Now comes news that Egypt's fertile Nile River delta -- and its rich agricultural lands -- are having trouble dealing with this century's 8-inch sea level rise, and the 1-foot sea level rise predicted by 2020 is sounding economic and food security alarm bells:
The Nile Delta, Egypt's bread basket since antiquity, is being turned into a salty wasteland by rising seawaters, forcing some farmers off their lands and others to import sand in a desperate bid to turn back the tide.
Experts warn that global warming will have a major impact in the delta on agriculture resources, tourism and human migration besides shaking the region's fragile ecosystems.
Over the last century, the Mediterranean Sea, which fronts the coast of the Nile Delta, has risen by 20 centimetres (
sixeight inches) and saltwater intrusion has created a major challenge, experts say.
A recent government study on the coast of Alexandria, Egypt's second largest city, expects the sea to continue to rise and flood large swathes of land.
"A 30 centimetre rise in sea level is expected to occur by 2025, flooding approximately 200 square kilometres (77 square miles).
"As a result, over half a million inhabitants may be displaced and approximately 70,000 jobs could be lost," the study said.
The fertile Nile Delta provides around a third of the crops for Egypt's population of 80 million and a large part of these crops are exported providing the country with an important source of revenue.
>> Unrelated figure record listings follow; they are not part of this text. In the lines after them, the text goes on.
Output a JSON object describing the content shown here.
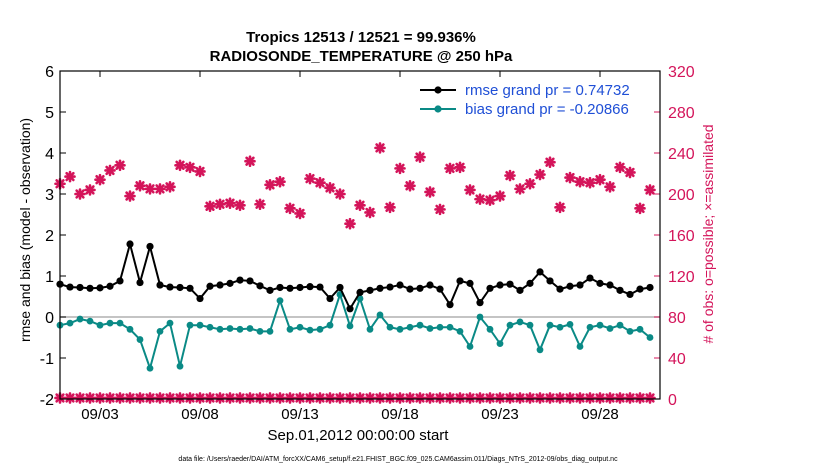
{
  "chart_data": {
    "type": "line",
    "title_line1": "Tropics 12513 / 12521 = 99.936%",
    "title_line2": "RADIOSONDE_TEMPERATURE @ 250 hPa",
    "xlabel": "Sep.01,2012 00:00:00 start",
    "ylabel_left": "rmse and bias (model - observation)",
    "ylabel_right": "# of obs: o=possible; ×=assimilated",
    "footer": "data file: /Users/raeder/DAI/ATM_forcXX/CAM6_setup/f.e21.FHIST_BGC.f09_025.CAM6assim.011/Diags_NTrS_2012-09/obs_diag_output.nc",
    "x_range": [
      1.0,
      31.0
    ],
    "x_ticks": [
      3,
      8,
      13,
      18,
      23,
      28
    ],
    "x_tick_labels": [
      "09/03",
      "09/08",
      "09/13",
      "09/18",
      "09/23",
      "09/28"
    ],
    "ylim_left": [
      -2,
      6
    ],
    "y_ticks_left": [
      -2,
      -1,
      0,
      1,
      2,
      3,
      4,
      5,
      6
    ],
    "ylim_right": [
      0,
      320
    ],
    "y_ticks_right": [
      0,
      40,
      80,
      120,
      160,
      200,
      240,
      280,
      320
    ],
    "legend": [
      {
        "label": "rmse grand pr = 0.74732",
        "color": "#000000"
      },
      {
        "label": "bias grand pr = -0.20866",
        "color": "#008080"
      }
    ],
    "colors": {
      "rmse": "#000000",
      "bias": "#0a8a86",
      "obs": "#d4145a",
      "legend_text": "#1f4fd6",
      "zero_line": "#b0b0b0"
    },
    "x": [
      1.0,
      1.5,
      2.0,
      2.5,
      3.0,
      3.5,
      4.0,
      4.5,
      5.0,
      5.5,
      6.0,
      6.5,
      7.0,
      7.5,
      8.0,
      8.5,
      9.0,
      9.5,
      10.0,
      10.5,
      11.0,
      11.5,
      12.0,
      12.5,
      13.0,
      13.5,
      14.0,
      14.5,
      15.0,
      15.5,
      16.0,
      16.5,
      17.0,
      17.5,
      18.0,
      18.5,
      19.0,
      19.5,
      20.0,
      20.5,
      21.0,
      21.5,
      22.0,
      22.5,
      23.0,
      23.5,
      24.0,
      24.5,
      25.0,
      25.5,
      26.0,
      26.5,
      27.0,
      27.5,
      28.0,
      28.5,
      29.0,
      29.5,
      30.0,
      30.5
    ],
    "series": [
      {
        "name": "rmse",
        "values": [
          0.8,
          0.73,
          0.72,
          0.7,
          0.71,
          0.75,
          0.88,
          1.78,
          0.84,
          1.72,
          0.78,
          0.73,
          0.72,
          0.7,
          0.45,
          0.75,
          0.78,
          0.82,
          0.9,
          0.88,
          0.76,
          0.65,
          0.72,
          0.7,
          0.72,
          0.74,
          0.73,
          0.45,
          0.72,
          0.2,
          0.6,
          0.65,
          0.7,
          0.73,
          0.78,
          0.68,
          0.7,
          0.78,
          0.68,
          0.3,
          0.88,
          0.82,
          0.35,
          0.7,
          0.78,
          0.8,
          0.65,
          0.82,
          1.1,
          0.88,
          0.68,
          0.75,
          0.78,
          0.95,
          0.82,
          0.78,
          0.65,
          0.55,
          0.68,
          0.72
        ]
      },
      {
        "name": "bias",
        "values": [
          -0.2,
          -0.15,
          -0.05,
          -0.1,
          -0.2,
          -0.15,
          -0.15,
          -0.3,
          -0.55,
          -1.25,
          -0.35,
          -0.15,
          -1.2,
          -0.2,
          -0.2,
          -0.25,
          -0.3,
          -0.28,
          -0.3,
          -0.28,
          -0.35,
          -0.35,
          0.4,
          -0.3,
          -0.25,
          -0.32,
          -0.3,
          -0.2,
          0.55,
          -0.22,
          0.45,
          -0.3,
          0.05,
          -0.25,
          -0.3,
          -0.25,
          -0.2,
          -0.28,
          -0.25,
          -0.25,
          -0.35,
          -0.72,
          0.0,
          -0.3,
          -0.65,
          -0.2,
          -0.12,
          -0.2,
          -0.8,
          -0.2,
          -0.25,
          -0.18,
          -0.72,
          -0.25,
          -0.2,
          -0.28,
          -0.2,
          -0.35,
          -0.3,
          -0.5
        ]
      },
      {
        "name": "obs_possible",
        "values": [
          210,
          217,
          200,
          204,
          214,
          223,
          228,
          198,
          208,
          205,
          205,
          207,
          228,
          226,
          222,
          188,
          190,
          191,
          189,
          232,
          190,
          209,
          212,
          186,
          181,
          215,
          211,
          206,
          200,
          171,
          189,
          182,
          245,
          187,
          225,
          208,
          236,
          202,
          185,
          225,
          226,
          204,
          195,
          194,
          198,
          218,
          205,
          210,
          219,
          231,
          187,
          216,
          212,
          211,
          214,
          207,
          226,
          221,
          186,
          204
        ]
      },
      {
        "name": "obs_assimilated",
        "values": [
          1,
          1,
          1,
          1,
          1,
          1,
          1,
          1,
          1,
          1,
          1,
          1,
          1,
          1,
          1,
          1,
          1,
          1,
          1,
          1,
          1,
          1,
          1,
          1,
          1,
          1,
          1,
          1,
          1,
          1,
          1,
          1,
          1,
          1,
          1,
          1,
          1,
          1,
          1,
          1,
          1,
          1,
          1,
          1,
          1,
          1,
          1,
          1,
          1,
          1,
          1,
          1,
          1,
          1,
          1,
          1,
          1,
          1,
          1,
          1
        ]
      }
    ]
  }
}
Once stories and pictures like this start to hit harder in America, public support for bold policy solutions is sure to change. Only then, it may be too late to prevent climate disruption from having catastrophic impacts on life as we know it.
How does this threaten, off the top of my head, a couple of my favorite things in life? For one, I hope that New Orleans (I'm a huge fan of the city's Jazz Festival) and my favorite ski areas (I'm an avid skier) are able to survive!